Downloadable content. Everyone hates it — but everyone buys it. Yes, even you in the comments, smart guy. Here's a look at the latest package of extensions and pre-order bonuses designed to crowbar the last dollar out of your wallet. Can you still respect yourself if you buy it?
Far Cry 3 Pre-Order Bonus DLC
Available: September 4, when the game releases. Price: Free with a pre-order through GameStop What You Get: The 'Monkey Business Pack' which offers "four missions hosted by the Hurk and his bomb-carrying monkeys." And in multiplayer "two bonus ways to humiliate your friends."
Why It's Evil: Four missions hosted by the Hurk? Well, plainly they held content out of this game as a lure to go get you in bed with GameStop. Then, after the complaining gets loud enough, they'll sell it to everyone. "Two bonus ways to humiliate your friends?" This sounds like cosmetic-only animations, akin to Prototype 2's butt-bomber, which is singleplayer only.
Evil Score: 4/5. It's Ubisoft, which means the judge always adds a full point to the degree of evilness. The missions are said to add about an hour to the gameplay, which is an hour they lopped off of the main game and set aside for the preorder drones.
Tiger Woods PGA Tour 13: Collector's Edition Content
Available: March 27, when the game releases. Price: US$10, the difference in price between regular Tiger Woods 13 and the collector's edition.
What You Get: A Green Jacket ceremony when you win the Masters, access to Augusta National's practice facility and five additional courses, all of which either are new or were DLC in previous editions of the game — except for Augusta National's Par 3 course, which was included in all versions of Tiger Woods PGA Tour 12: The Masters.

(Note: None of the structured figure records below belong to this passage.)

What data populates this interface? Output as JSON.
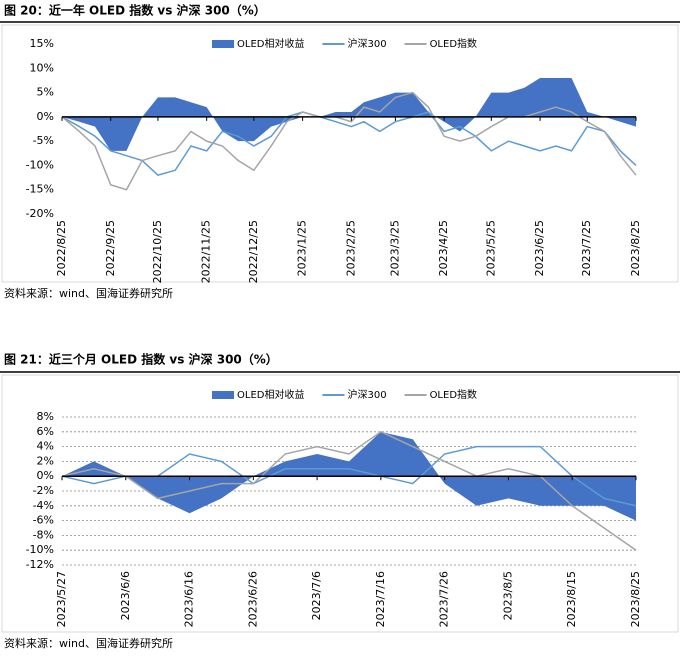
{
  "chart_data": [
    {
      "type": "line",
      "title": "图 20：近一年 OLED 指数 vs 沪深 300（%）",
      "source": "资料来源：wind、国海证券研究所",
      "x": [
        "2022/8/25",
        "2022/9/5",
        "2022/9/15",
        "2022/9/25",
        "2022/10/5",
        "2022/10/15",
        "2022/10/25",
        "2022/11/5",
        "2022/11/15",
        "2022/11/25",
        "2022/12/5",
        "2022/12/15",
        "2022/12/25",
        "2023/1/5",
        "2023/1/15",
        "2023/1/25",
        "2023/2/5",
        "2023/2/15",
        "2023/2/25",
        "2023/3/5",
        "2023/3/15",
        "2023/3/25",
        "2023/4/5",
        "2023/4/15",
        "2023/4/25",
        "2023/5/5",
        "2023/5/15",
        "2023/5/25",
        "2023/6/5",
        "2023/6/15",
        "2023/6/25",
        "2023/7/5",
        "2023/7/15",
        "2023/7/25",
        "2023/8/5",
        "2023/8/15",
        "2023/8/25"
      ],
      "series": [
        {
          "name": "OLED相对收益",
          "color": "#4472c4",
          "style": "area",
          "values": [
            0,
            -1,
            -2,
            -7,
            -7,
            0,
            4,
            4,
            3,
            2,
            -3,
            -5,
            -5,
            -2,
            -1,
            0,
            0,
            1,
            1,
            3,
            4,
            5,
            5,
            1,
            -1,
            -3,
            0,
            5,
            5,
            6,
            8,
            8,
            8,
            1,
            0,
            -1,
            -2
          ]
        },
        {
          "name": "沪深300",
          "color": "#5b9bd5",
          "style": "line",
          "values": [
            0,
            -2,
            -4,
            -7,
            -8,
            -9,
            -12,
            -11,
            -6,
            -7,
            -3,
            -4,
            -6,
            -4,
            0,
            1,
            0,
            -1,
            -2,
            -1,
            -3,
            -1,
            0,
            1,
            -3,
            -2,
            -4,
            -7,
            -5,
            -6,
            -7,
            -6,
            -7,
            -2,
            -3,
            -7,
            -10
          ]
        },
        {
          "name": "OLED指数",
          "color": "#a5a5a5",
          "style": "line",
          "values": [
            0,
            -3,
            -6,
            -14,
            -15,
            -9,
            -8,
            -7,
            -3,
            -5,
            -6,
            -9,
            -11,
            -6,
            -1,
            1,
            0,
            0,
            -1,
            2,
            1,
            4,
            5,
            2,
            -4,
            -5,
            -4,
            -2,
            0,
            0,
            1,
            2,
            1,
            -1,
            -3,
            -8,
            -12
          ]
        }
      ],
      "xlim": [
        "2022/8/25",
        "2023/8/25"
      ],
      "xticks": [
        "2022/8/25",
        "2022/9/25",
        "2022/10/25",
        "2022/11/25",
        "2022/12/25",
        "2023/1/25",
        "2023/2/25",
        "2023/3/25",
        "2023/4/25",
        "2023/5/25",
        "2023/6/25",
        "2023/7/25",
        "2023/8/25"
      ],
      "ylim": [
        -20,
        15
      ],
      "yticks": [
        {
          "value": -20,
          "label": "-20%"
        },
        {
          "value": -15,
          "label": "-15%"
        },
        {
          "value": -10,
          "label": "-10%"
        },
        {
          "value": -5,
          "label": "-5%"
        },
        {
          "value": 0,
          "label": "0%"
        },
        {
          "value": 5,
          "label": "5%"
        },
        {
          "value": 10,
          "label": "10%"
        },
        {
          "value": 15,
          "label": "15%"
        }
      ],
      "grid": false
    },
    {
      "type": "line",
      "title": "图 21：近三个月 OLED 指数 vs 沪深 300（%）",
      "source": "资料来源：wind、国海证券研究所",
      "x": [
        "2023/5/27",
        "2023/6/1",
        "2023/6/6",
        "2023/6/11",
        "2023/6/16",
        "2023/6/21",
        "2023/6/26",
        "2023/7/1",
        "2023/7/6",
        "2023/7/11",
        "2023/7/16",
        "2023/7/21",
        "2023/7/26",
        "2023/7/31",
        "2023/8/5",
        "2023/8/10",
        "2023/8/15",
        "2023/8/20",
        "2023/8/25"
      ],
      "series": [
        {
          "name": "OLED相对收益",
          "color": "#4472c4",
          "style": "area",
          "values": [
            0,
            2,
            0,
            -3,
            -5,
            -3,
            0,
            2,
            3,
            2,
            6,
            5,
            -1,
            -4,
            -3,
            -4,
            -4,
            -4,
            -6
          ]
        },
        {
          "name": "沪深300",
          "color": "#5b9bd5",
          "style": "line",
          "values": [
            0,
            -1,
            0,
            0,
            3,
            2,
            -1,
            1,
            1,
            1,
            0,
            -1,
            3,
            4,
            4,
            4,
            0,
            -3,
            -4
          ]
        },
        {
          "name": "OLED指数",
          "color": "#a5a5a5",
          "style": "line",
          "values": [
            0,
            1,
            0,
            -3,
            -2,
            -1,
            -1,
            3,
            4,
            3,
            6,
            4,
            2,
            0,
            1,
            0,
            -4,
            -7,
            -10
          ]
        }
      ],
      "xlim": [
        "2023/5/27",
        "2023/8/25"
      ],
      "xticks": [
        "2023/5/27",
        "2023/6/6",
        "2023/6/16",
        "2023/6/26",
        "2023/7/6",
        "2023/7/16",
        "2023/7/26",
        "2023/8/5",
        "2023/8/15",
        "2023/8/25"
      ],
      "ylim": [
        -12,
        8
      ],
      "yticks": [
        {
          "value": -12,
          "label": "-12%"
        },
        {
          "value": -10,
          "label": "-10%"
        },
        {
          "value": -8,
          "label": "-8%"
        },
        {
          "value": -6,
          "label": "-6%"
        },
        {
          "value": -4,
          "label": "-4%"
        },
        {
          "value": -2,
          "label": "-2%"
        },
        {
          "value": 0,
          "label": "0%"
        },
        {
          "value": 2,
          "label": "2%"
        },
        {
          "value": 4,
          "label": "4%"
        },
        {
          "value": 6,
          "label": "6%"
        },
        {
          "value": 8,
          "label": "8%"
        }
      ],
      "grid": true
    }
  ]
}
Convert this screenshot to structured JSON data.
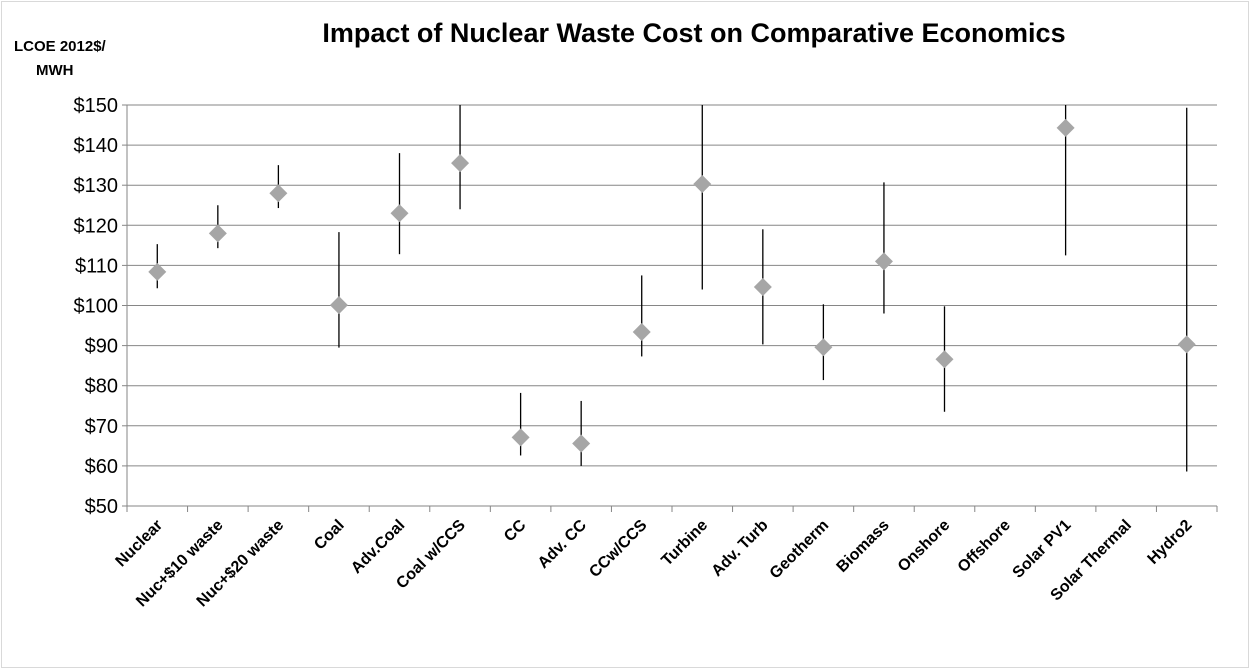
{
  "chart_data": {
    "type": "scatter",
    "title": "Impact of Nuclear Waste Cost on Comparative Economics",
    "ylabel_lines": [
      "LCOE 2012$/",
      "MWH"
    ],
    "xlabel": "",
    "ylim": [
      50,
      150
    ],
    "yticks": [
      50,
      60,
      70,
      80,
      90,
      100,
      110,
      120,
      130,
      140,
      150
    ],
    "ytick_labels": [
      "$50",
      "$60",
      "$70",
      "$80",
      "$90",
      "$100",
      "$110",
      "$120",
      "$130",
      "$140",
      "$150"
    ],
    "grid": true,
    "legend": "none",
    "categories": [
      "Nuclear",
      "Nuc+$10 waste",
      "Nuc+$20 waste",
      "Coal",
      "Adv.Coal",
      "Coal w/CCS",
      "CC",
      "Adv. CC",
      "CCw/CCS",
      "Turbine",
      "Adv. Turb",
      "Geotherm",
      "Biomass",
      "Onshore",
      "Offshore",
      "Solar PV1",
      "Solar Thermal",
      "Hydro2"
    ],
    "series": [
      {
        "values": [
          108.4,
          118.0,
          128.0,
          100.1,
          123.0,
          135.5,
          67.1,
          65.6,
          93.4,
          130.3,
          104.6,
          89.6,
          111.0,
          86.6,
          null,
          144.3,
          null,
          90.3
        ],
        "low": [
          104.3,
          114.3,
          124.3,
          89.5,
          112.8,
          124.0,
          62.6,
          60.0,
          87.3,
          104.0,
          90.3,
          81.4,
          98.0,
          73.5,
          null,
          112.5,
          null,
          58.6
        ],
        "high": [
          115.3,
          125.0,
          135.0,
          118.3,
          138.0,
          150.0,
          78.2,
          76.2,
          107.5,
          150.0,
          119.0,
          100.3,
          130.7,
          99.8,
          null,
          150.0,
          null,
          149.3
        ]
      }
    ],
    "colors": {
      "marker": "#a6a6a6",
      "error_bar": "#000000",
      "grid": "#868686"
    }
  }
}
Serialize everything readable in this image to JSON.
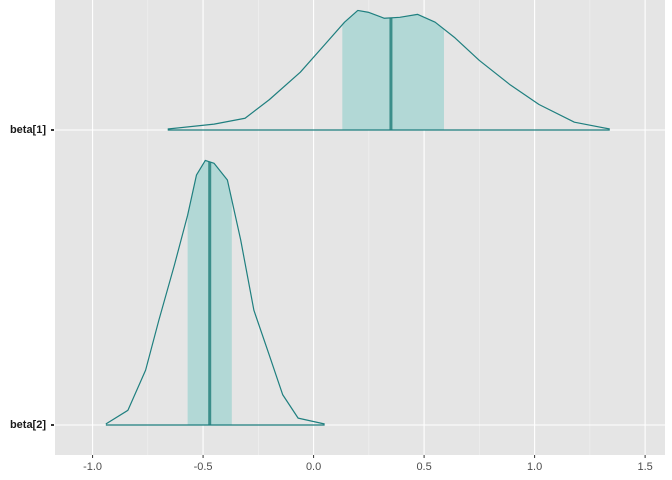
{
  "chart_data": {
    "type": "ridgeline",
    "xlim": [
      -1.17,
      1.59
    ],
    "xticks": [
      {
        "value": -1,
        "label": "-1.0"
      },
      -0.5,
      {
        "value": 0,
        "label": "0.0"
      },
      0.5,
      {
        "value": 1,
        "label": "1.0"
      },
      1.5
    ],
    "grid": true,
    "outline_color": "#1f7f7f",
    "fill_color": "#b2d8d6",
    "median_color": "#3b8e8a",
    "series": [
      {
        "name": "beta[1]",
        "x": [
          -0.66,
          -0.45,
          -0.31,
          -0.2,
          -0.06,
          0.05,
          0.14,
          0.2,
          0.25,
          0.32,
          0.39,
          0.47,
          0.55,
          0.64,
          0.75,
          0.89,
          1.02,
          1.18,
          1.34
        ],
        "density": [
          0.01,
          0.06,
          0.12,
          0.31,
          0.59,
          0.87,
          1.1,
          1.22,
          1.2,
          1.14,
          1.15,
          1.18,
          1.1,
          0.94,
          0.71,
          0.46,
          0.26,
          0.08,
          0.01
        ],
        "interval": [
          0.13,
          0.59
        ],
        "median": 0.35
      },
      {
        "name": "beta[2]",
        "x": [
          -0.94,
          -0.84,
          -0.76,
          -0.7,
          -0.63,
          -0.57,
          -0.53,
          -0.49,
          -0.45,
          -0.39,
          -0.33,
          -0.27,
          -0.2,
          -0.14,
          -0.07,
          0.05
        ],
        "density": [
          0.01,
          0.15,
          0.56,
          1.07,
          1.63,
          2.14,
          2.55,
          2.7,
          2.67,
          2.5,
          1.89,
          1.17,
          0.71,
          0.31,
          0.07,
          0.01
        ],
        "interval": [
          -0.57,
          -0.37
        ],
        "median": -0.47
      }
    ]
  }
}
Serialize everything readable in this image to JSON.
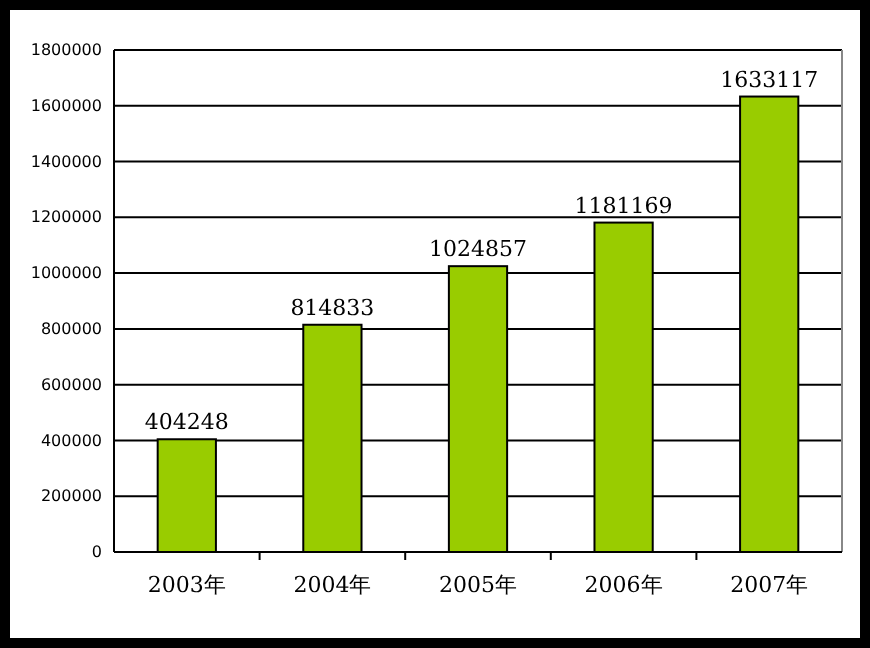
{
  "chart_data": {
    "type": "bar",
    "categories": [
      "2003年",
      "2004年",
      "2005年",
      "2006年",
      "2007年"
    ],
    "values": [
      404248,
      814833,
      1024857,
      1181169,
      1633117
    ],
    "color": "#99cc00",
    "ylim": [
      0,
      1800000
    ],
    "yticks": [
      0,
      200000,
      400000,
      600000,
      800000,
      1000000,
      1200000,
      1400000,
      1600000,
      1800000
    ],
    "grid": "y",
    "data_labels": true
  }
}
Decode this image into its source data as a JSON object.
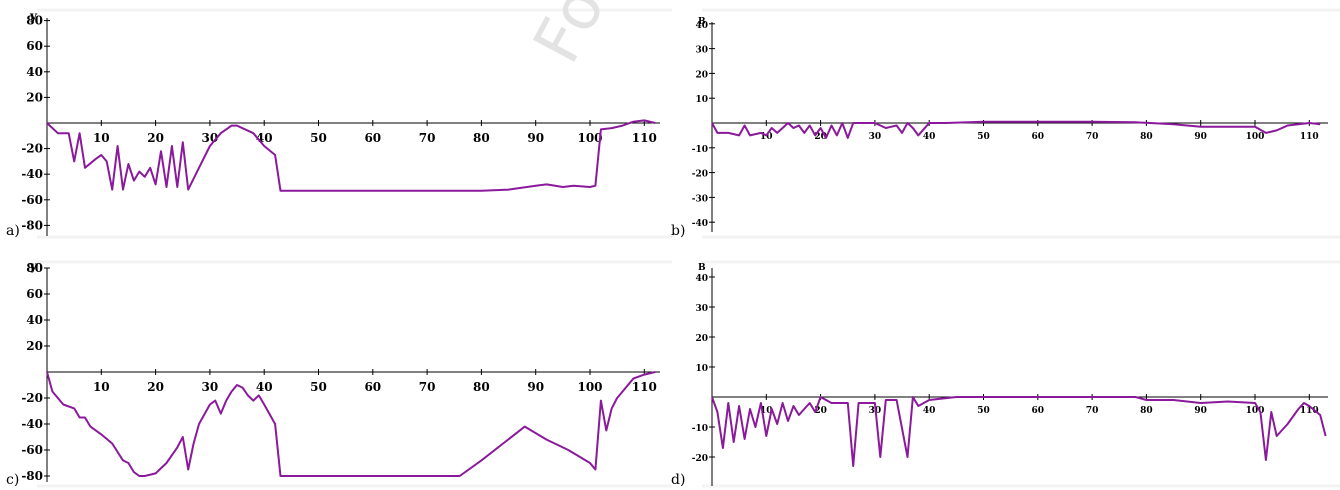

Evil Score: 5/5. For a sports video game, especially, taking content that was included in a past edition and selling it in a subsequent version is evil, evil, evil. Also, reserving an animation for one of the game's principal goals is a little shady.
While making collector's edition content available to all for a price is a decent option for those who decide they want it later (or were given the base version when they wanted the deluxe), it really means the only thing distinctive about the collector's edition is its box. But what the hell do you care? A) It's golf, who the hell plays that? And B) anyone who wants to buy this stuff is already rich, right?
Final Fantasy XII-2 Mass Effect Armour And Big Arse Tentacles
Available: Australia: Unknown. Japan, it releases Tuesday. Price: Unknown. What You Get: Mass Effect's signature N7 armour as a character costume and the Final Fantasy VI villains Ultros and Typhon, who will be Colosseum fights. Beat them and they can be added to your party.
Why It's Evil: Because it involves Mass Effect.
Evil Score: Not knowing what this costs, if anything, this rates pretty low, like a 1/5. But you can't just dump something like Mass Effect armour into this game without some kind of explanation as to how it crossed into this continuity. Whatever it is, I hope it's hilarious.